Ist |
LHOKSEUMAWE - Aliansi Jurnalis Independen (AJI) Lhokseumawe,
mendukung revisi Undang-Undang nomor 11 tahun 2008 tentang Informasi dan
Transaksi Elektronik (UU ITE), yang dinilai cukup kontroversial.
Salah
satunya beberapa Pasal 27 ayat (3) dimana ketentuan penghinaan dan pencemaran
nama baik.

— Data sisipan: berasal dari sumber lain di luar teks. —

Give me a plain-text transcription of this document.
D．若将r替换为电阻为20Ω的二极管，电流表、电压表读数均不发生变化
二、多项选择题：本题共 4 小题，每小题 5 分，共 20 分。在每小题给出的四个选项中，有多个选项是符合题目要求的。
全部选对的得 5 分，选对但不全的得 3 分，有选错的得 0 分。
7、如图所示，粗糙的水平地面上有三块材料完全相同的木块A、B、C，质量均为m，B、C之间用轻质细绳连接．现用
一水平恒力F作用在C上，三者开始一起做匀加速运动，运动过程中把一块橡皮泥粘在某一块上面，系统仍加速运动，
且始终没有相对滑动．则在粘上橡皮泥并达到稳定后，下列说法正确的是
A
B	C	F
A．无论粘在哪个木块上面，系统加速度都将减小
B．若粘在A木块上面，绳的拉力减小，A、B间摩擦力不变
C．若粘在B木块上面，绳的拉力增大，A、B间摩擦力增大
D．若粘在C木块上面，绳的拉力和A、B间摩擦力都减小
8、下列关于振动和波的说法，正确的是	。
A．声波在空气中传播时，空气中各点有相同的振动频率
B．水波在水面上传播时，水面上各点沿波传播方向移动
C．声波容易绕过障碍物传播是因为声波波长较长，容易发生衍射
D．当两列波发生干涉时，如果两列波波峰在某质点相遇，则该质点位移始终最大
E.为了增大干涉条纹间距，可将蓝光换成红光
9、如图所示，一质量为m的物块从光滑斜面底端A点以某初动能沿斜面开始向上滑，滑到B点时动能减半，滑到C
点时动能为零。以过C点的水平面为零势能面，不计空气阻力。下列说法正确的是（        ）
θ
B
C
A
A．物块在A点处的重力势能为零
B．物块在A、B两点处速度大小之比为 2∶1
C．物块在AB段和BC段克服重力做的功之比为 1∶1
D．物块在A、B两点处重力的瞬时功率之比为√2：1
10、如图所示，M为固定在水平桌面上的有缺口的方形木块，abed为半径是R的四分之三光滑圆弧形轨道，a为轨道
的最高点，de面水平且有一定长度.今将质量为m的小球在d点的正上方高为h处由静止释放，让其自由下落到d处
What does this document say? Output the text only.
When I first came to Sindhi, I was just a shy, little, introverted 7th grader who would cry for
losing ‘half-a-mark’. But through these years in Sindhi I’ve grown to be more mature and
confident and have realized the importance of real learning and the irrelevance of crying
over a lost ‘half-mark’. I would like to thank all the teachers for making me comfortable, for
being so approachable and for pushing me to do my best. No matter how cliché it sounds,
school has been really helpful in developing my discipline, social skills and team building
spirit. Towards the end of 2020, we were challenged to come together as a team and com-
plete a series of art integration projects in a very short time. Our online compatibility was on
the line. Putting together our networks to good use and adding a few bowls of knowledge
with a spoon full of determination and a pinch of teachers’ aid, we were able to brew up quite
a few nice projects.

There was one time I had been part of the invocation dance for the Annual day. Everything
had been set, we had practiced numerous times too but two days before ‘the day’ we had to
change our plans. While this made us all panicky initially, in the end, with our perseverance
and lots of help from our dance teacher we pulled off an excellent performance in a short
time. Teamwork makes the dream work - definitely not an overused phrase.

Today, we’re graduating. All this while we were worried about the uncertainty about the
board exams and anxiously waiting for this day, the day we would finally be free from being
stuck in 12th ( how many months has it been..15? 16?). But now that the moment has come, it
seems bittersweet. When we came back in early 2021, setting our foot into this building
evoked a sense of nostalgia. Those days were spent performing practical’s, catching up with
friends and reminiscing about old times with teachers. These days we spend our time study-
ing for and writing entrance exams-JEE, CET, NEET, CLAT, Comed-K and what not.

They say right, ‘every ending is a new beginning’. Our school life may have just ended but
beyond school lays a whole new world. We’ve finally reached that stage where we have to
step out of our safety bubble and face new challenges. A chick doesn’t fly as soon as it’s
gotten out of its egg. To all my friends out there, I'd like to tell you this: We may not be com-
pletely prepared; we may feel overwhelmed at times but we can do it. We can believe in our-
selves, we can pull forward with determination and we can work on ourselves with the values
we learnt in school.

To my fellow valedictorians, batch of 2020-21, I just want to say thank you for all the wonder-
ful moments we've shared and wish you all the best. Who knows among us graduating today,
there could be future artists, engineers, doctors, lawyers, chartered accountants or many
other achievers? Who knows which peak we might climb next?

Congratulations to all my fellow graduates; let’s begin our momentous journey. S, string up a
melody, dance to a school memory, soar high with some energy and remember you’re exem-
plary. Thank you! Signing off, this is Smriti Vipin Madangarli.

Pasal tersebut dianggap menjadi pasal karet (haatzai artikelen),
karena bersifat lentur, subjektif, dan sangat tergantung pada interpretasi
pengguna UU ITE.
"Harusnya
memang dari dulu sudah direvisi, karena sudah banyak jatuh korban, dan itu juga
bisa menghambat kebebasan berekspresi," tukas Ketua AJI Kota
Lhokseumawe-Aceh Utara, Masriadi Sambo, kepada lintasatjeh.com, Rabu (15/4).
Menurut
Dimas--sapaan akrabnya--UU itu diciptakan untuk transaksi elektronik, tapi
justru lari dari ruh semangat awalnya.
"Yang
transaksi elektroniknya harusnya yang digencarkan, ini sebaliknya yang berbau
penghinaan itu yang digencarkan," tandas Dimas.
Harusnya,
pemerintah membentuk Komisi Independen
tentang media digital atau media sosial lainnya. Jadi ketika ada persoalan
hukum komisi itu yang memiliki kewenangan dalam memutuskan sengketa di
internet. [pin]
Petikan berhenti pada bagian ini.